Question

State true or false:

In the parallelogram $ABCD$ , the side $AB$ is produced to the point $X$, so that $BX=AB$ . The line $DX$ cuts $BC$ at $E$, then

$Area\left(△AED\right)=2\times Area\left(△CEX\right)$

• A. True
• B. False

Answer 1

The correct option is A True

Since, $BE\parallel AD$ ....... (Opposite sides of parallelogram)

$AB=BX$ ..... (Given)

$\Rightarrow DE=EX$

By mid point theorem: Segment joining mid points of 2 sides of a triangle is parallel to the 3rd side & half of it

$\Rightarrow BE=\frac{AD}{2}$

But $AD=BC$

$BE=\frac{BC}{2}$

i.e, $EX$ is a median of triangle $CBX$

So, $area\left(△EBX\right)=area\left(△CEX\right)$ ..... $\left(1\right)$ (As a median divides the triangle into $2$ triangles of equal area)

Similarly,

$area\left(△EBA\right)=area\left(△EBX\right)$ .... $\left(2\right)$ (Since median $EB$ divides $△EAX$ into $2$ triangles $EBA$ and $EBX$ of equal area)

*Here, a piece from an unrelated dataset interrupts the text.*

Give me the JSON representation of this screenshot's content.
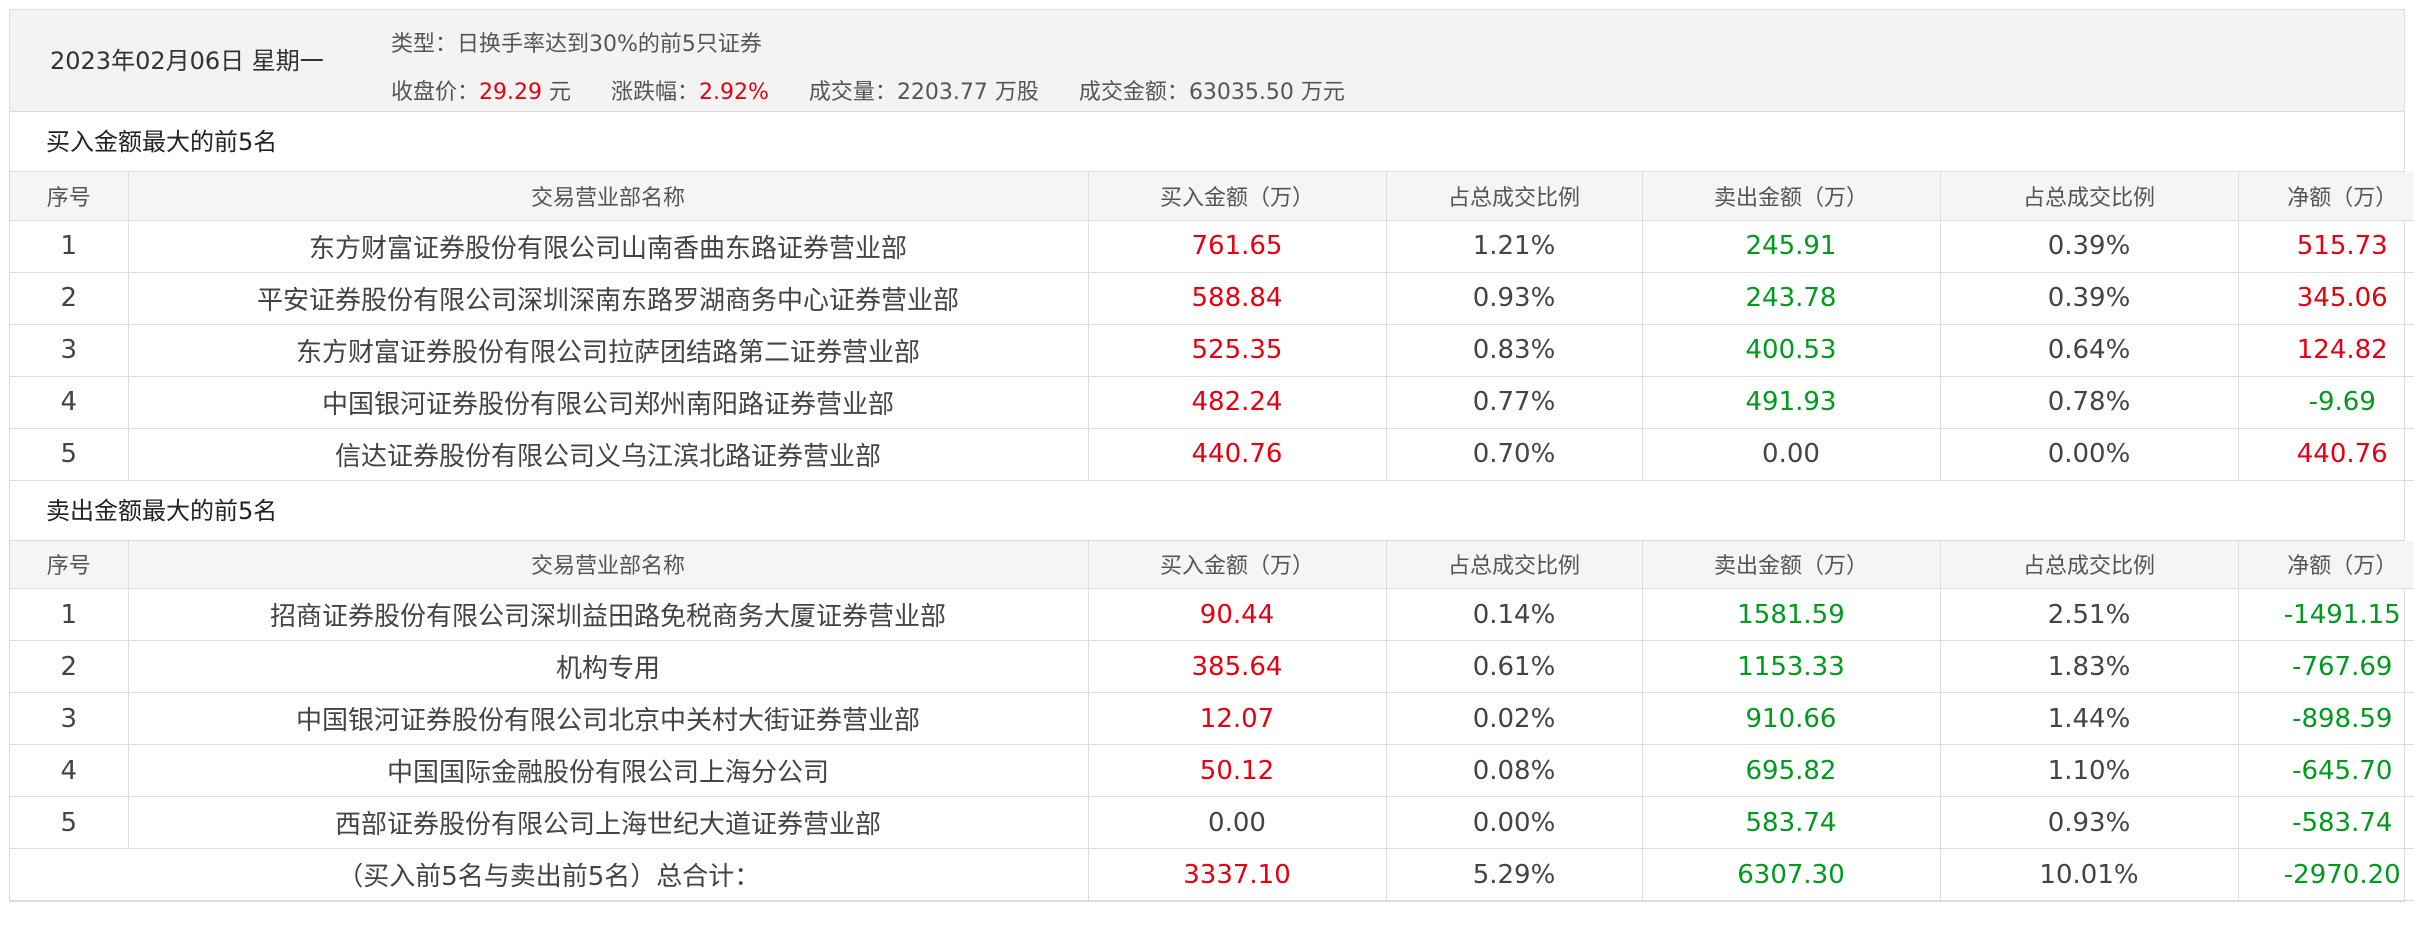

By (1) & (2) let all these 3 triangles’ area be X unit²

Now area $\left(△DAX\right)=\frac{1}{2}\times AX\times h$

Or, area $\left(△EAX\right)=\frac{1}{2}\times AX\times \frac{h}{2}$

$\Rightarrow$ $area\left(△DAX\right)$$=2\times$ area $\left(△EAX\right)$

$\Rightarrow$ $area\left(△DAX\right)=2X\times 2X=4X$

and $area\left(△AED\right)=$ $area\left(△DAX\right)$ $-\left\{area\right(△AEB)+area(△EBX\left)\right\}$

$area\left(△AED\right)=4X-2X=2X$

and $area\left(△CEX\right)=X$

Hence, $Area\left(△AED\right)$ $=2\times Area\left(△CEX\right)$